The father is now once again entitled to communicate his views about the risks and dangers of AB’s current treatment to AB. The Appeal Court noted that AB is a mature minor with capacity to make medical treatment decisions, and this capacity “includes the ability to listen to opposing views.” AB’s capacity to consent does not remove all parental involvement from medical decisions: “Parents can be involved in the process of explanation, instruction and advice leading to the obtaining of the informed consent of the child. They should be involved as part of that process wherever possible.”
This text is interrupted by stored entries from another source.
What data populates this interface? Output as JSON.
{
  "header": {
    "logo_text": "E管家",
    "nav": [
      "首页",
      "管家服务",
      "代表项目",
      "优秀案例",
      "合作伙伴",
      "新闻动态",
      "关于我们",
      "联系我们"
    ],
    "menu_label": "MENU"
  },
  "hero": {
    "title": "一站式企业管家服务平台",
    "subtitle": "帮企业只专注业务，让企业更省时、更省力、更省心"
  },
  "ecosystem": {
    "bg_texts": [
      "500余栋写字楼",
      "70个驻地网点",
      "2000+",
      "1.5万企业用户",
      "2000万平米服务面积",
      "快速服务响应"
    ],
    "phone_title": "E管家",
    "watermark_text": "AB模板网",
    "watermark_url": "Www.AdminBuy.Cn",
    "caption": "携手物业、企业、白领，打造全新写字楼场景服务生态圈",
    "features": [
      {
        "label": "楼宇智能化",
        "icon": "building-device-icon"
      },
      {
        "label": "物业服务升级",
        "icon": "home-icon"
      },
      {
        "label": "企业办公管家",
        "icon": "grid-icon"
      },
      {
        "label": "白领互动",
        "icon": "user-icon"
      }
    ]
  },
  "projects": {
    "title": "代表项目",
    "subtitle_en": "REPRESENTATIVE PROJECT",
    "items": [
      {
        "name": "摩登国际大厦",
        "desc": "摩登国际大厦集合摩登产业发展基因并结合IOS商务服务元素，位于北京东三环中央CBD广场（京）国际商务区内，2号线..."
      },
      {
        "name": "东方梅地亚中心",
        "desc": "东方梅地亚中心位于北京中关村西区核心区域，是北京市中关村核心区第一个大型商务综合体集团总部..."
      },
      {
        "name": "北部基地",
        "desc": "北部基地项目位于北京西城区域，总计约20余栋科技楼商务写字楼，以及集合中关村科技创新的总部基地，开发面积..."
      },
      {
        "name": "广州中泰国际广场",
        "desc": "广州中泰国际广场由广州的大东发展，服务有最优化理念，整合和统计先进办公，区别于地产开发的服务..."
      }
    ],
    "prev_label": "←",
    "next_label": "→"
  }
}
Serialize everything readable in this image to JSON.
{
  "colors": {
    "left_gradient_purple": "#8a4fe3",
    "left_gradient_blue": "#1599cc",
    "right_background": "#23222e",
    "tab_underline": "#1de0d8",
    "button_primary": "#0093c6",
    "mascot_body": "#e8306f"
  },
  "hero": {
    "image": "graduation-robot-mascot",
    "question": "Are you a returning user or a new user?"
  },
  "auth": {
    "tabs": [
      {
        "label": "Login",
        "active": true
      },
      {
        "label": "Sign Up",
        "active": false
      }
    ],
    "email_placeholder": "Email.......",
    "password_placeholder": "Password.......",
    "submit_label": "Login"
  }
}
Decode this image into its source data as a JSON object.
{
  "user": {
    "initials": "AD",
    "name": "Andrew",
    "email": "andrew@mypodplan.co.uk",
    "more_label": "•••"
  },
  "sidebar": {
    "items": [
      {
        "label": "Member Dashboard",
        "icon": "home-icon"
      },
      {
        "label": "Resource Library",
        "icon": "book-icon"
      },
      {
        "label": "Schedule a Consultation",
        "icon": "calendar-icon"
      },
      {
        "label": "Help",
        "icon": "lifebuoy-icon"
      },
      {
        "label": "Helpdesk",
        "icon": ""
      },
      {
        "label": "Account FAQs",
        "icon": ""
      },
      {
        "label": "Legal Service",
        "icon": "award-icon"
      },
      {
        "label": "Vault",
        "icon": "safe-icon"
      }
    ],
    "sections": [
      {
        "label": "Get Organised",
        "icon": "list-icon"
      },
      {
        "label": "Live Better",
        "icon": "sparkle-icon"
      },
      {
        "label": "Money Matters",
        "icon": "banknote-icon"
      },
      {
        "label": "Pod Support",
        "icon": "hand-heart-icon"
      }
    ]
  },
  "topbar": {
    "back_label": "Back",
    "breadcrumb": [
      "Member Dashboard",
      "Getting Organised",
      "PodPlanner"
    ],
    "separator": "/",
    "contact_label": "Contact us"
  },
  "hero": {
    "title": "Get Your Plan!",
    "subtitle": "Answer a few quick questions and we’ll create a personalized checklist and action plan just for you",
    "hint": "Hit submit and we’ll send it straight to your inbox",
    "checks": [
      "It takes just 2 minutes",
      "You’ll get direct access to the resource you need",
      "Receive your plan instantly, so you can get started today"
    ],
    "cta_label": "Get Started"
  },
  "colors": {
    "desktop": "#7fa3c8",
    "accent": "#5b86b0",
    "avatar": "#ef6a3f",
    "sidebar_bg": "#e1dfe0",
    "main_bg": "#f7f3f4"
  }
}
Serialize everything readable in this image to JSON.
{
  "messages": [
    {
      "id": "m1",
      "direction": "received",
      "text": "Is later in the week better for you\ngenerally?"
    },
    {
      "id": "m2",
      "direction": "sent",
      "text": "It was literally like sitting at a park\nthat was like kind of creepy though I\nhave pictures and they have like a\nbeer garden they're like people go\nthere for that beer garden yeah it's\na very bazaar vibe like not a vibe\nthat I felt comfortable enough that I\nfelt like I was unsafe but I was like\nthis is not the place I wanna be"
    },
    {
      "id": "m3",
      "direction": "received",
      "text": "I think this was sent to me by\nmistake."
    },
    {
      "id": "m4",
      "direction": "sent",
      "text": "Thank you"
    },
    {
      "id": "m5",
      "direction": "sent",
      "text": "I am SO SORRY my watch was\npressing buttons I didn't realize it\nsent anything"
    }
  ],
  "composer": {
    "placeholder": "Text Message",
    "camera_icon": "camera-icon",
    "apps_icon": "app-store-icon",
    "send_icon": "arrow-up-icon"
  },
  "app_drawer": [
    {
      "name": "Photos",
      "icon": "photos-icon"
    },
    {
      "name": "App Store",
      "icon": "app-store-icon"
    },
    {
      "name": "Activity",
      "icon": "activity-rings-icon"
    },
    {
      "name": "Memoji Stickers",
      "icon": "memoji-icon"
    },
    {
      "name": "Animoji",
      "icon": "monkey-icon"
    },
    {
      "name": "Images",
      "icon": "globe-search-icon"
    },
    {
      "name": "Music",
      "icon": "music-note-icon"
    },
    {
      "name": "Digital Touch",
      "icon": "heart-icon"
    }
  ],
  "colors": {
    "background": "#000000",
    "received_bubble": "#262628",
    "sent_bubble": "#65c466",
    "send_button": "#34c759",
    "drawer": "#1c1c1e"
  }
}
Regarding CD’s freedom of expression, the Appeal Court noted that “the values underlying the right to freedom of expression include finding the truth through the open exchange of ideas, which extends to protecting minority beliefs that the majority regard as wrong or false.” However, the Court also ruled that the father’s right to express his opinion publicly and to share AB’s private information to third parties “may properly be subject to constraints aimed at preventing harm to AB. The Court will not restrict “CD’s right to express his opinion in his private communications with family, close friends and close advisors, provided none of these individuals is part of or connected with the media or any public forum, and provided CD obtain assurances from those with whom he shares information or views that they will not share that information with others.”
While AB continues to receive testosterone injections, this Appeal Court ruling at least shows greater respect for freedom of expression and for parental rights than did the lower courts. But it’s a small victory in the overall context of this sad case.